Il est douteux que Rops connut Courbet pendant l’hiver que celui-ci vint passer à Bruxelles, Vers 1851 : il n’avait alors que dix-huit ans ; mais il avait pu voir les Casseurs de pierre et le Bassiste (violoncelliste) qui avaient produit un gros effet au Salon. On parlait bien encore à cette époque de Rubens et de Jordaens, mais comme d’ancêtres lointains, morts sans héritiers. L’ancienne Flandre d’art, la Flandre des ribotes et des priapées du XVIIe siècle, s’était mise au régime du vin coupé d’eau et de la tisane romantique. Au lutrin où avait retenti l’hymne païen, les castrats des chapelles sixtines n’avaient plus fait entendre qu’un mince filet de voix.
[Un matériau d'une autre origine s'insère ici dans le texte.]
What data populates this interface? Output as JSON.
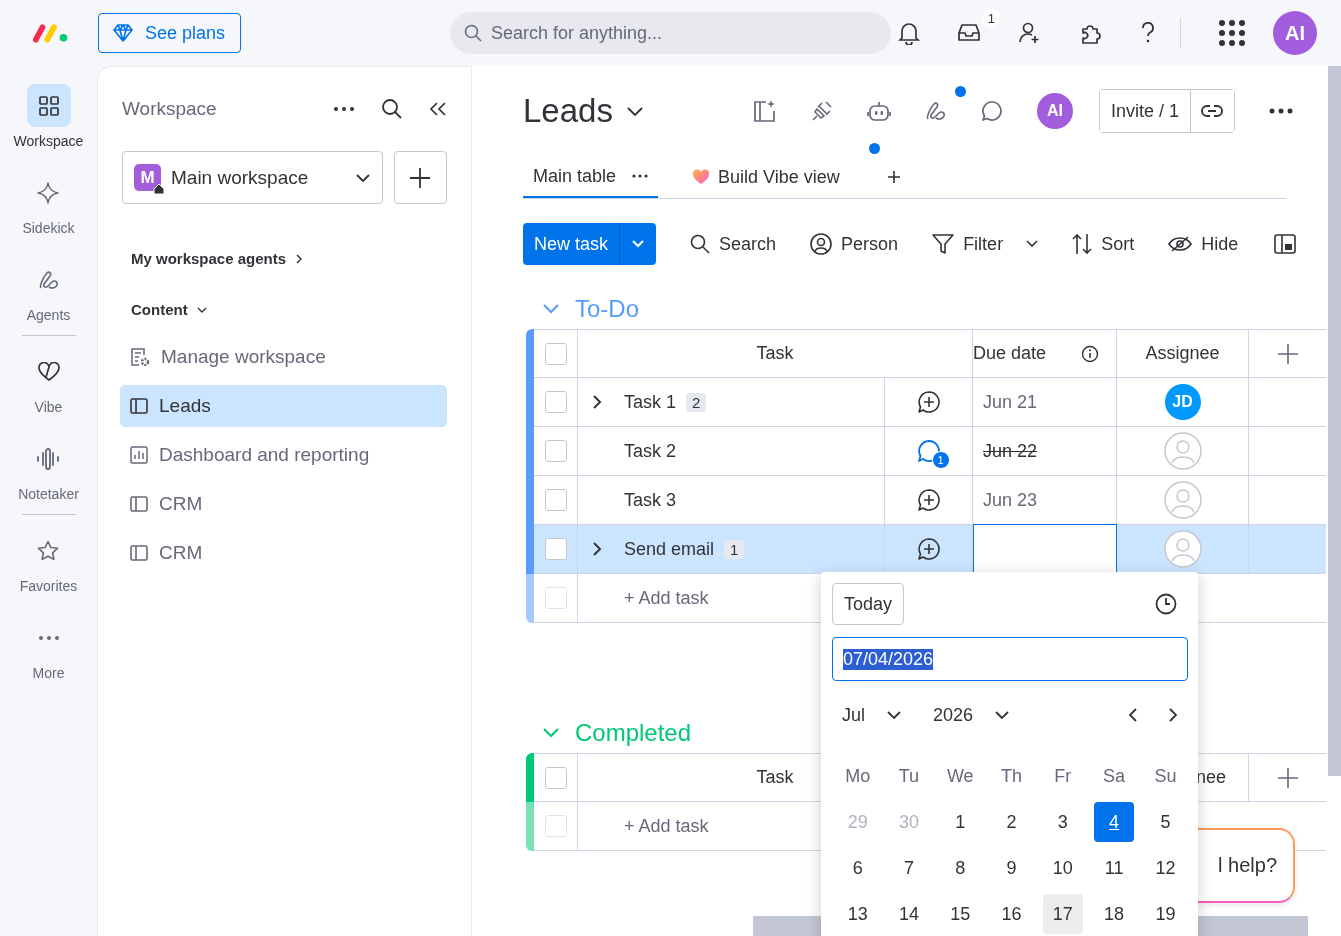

Il sembla, avec ces gros morceaux d’humanité, qu’une vitre eût été, d’un coup de poing rude, brisée dans une chambre sans air. On respira une odeur de nature et qui n’avait plus rien du moisi de l’atelier. Un peintre français, ce paysan du Doubs, avait réalisé le miracle de révéler l’art belge à lui-même.

L’emprise fut vive sur une jeunesse tourmentée de l’inconnu qu’elle portait en elle-même. Courbet apparut le mâle sauvage, abreuvé du lait de nature et cornant aux horizons une clameur délivrée. On voulut voir repercer dans son large réalisme un peu du franc génie de la race. Quand on regarde les Roi boit de Jordaens, avec leurs modelés estompés et tournants, avec le sang et le lait de leurs carnations miroitées de reflets, mais nourries de dessous vigoureux, on perçoit, en effet, un air de famille dans leur commun naturisme, sans qu’on puisse nier que Couture lui-même soit bien loin.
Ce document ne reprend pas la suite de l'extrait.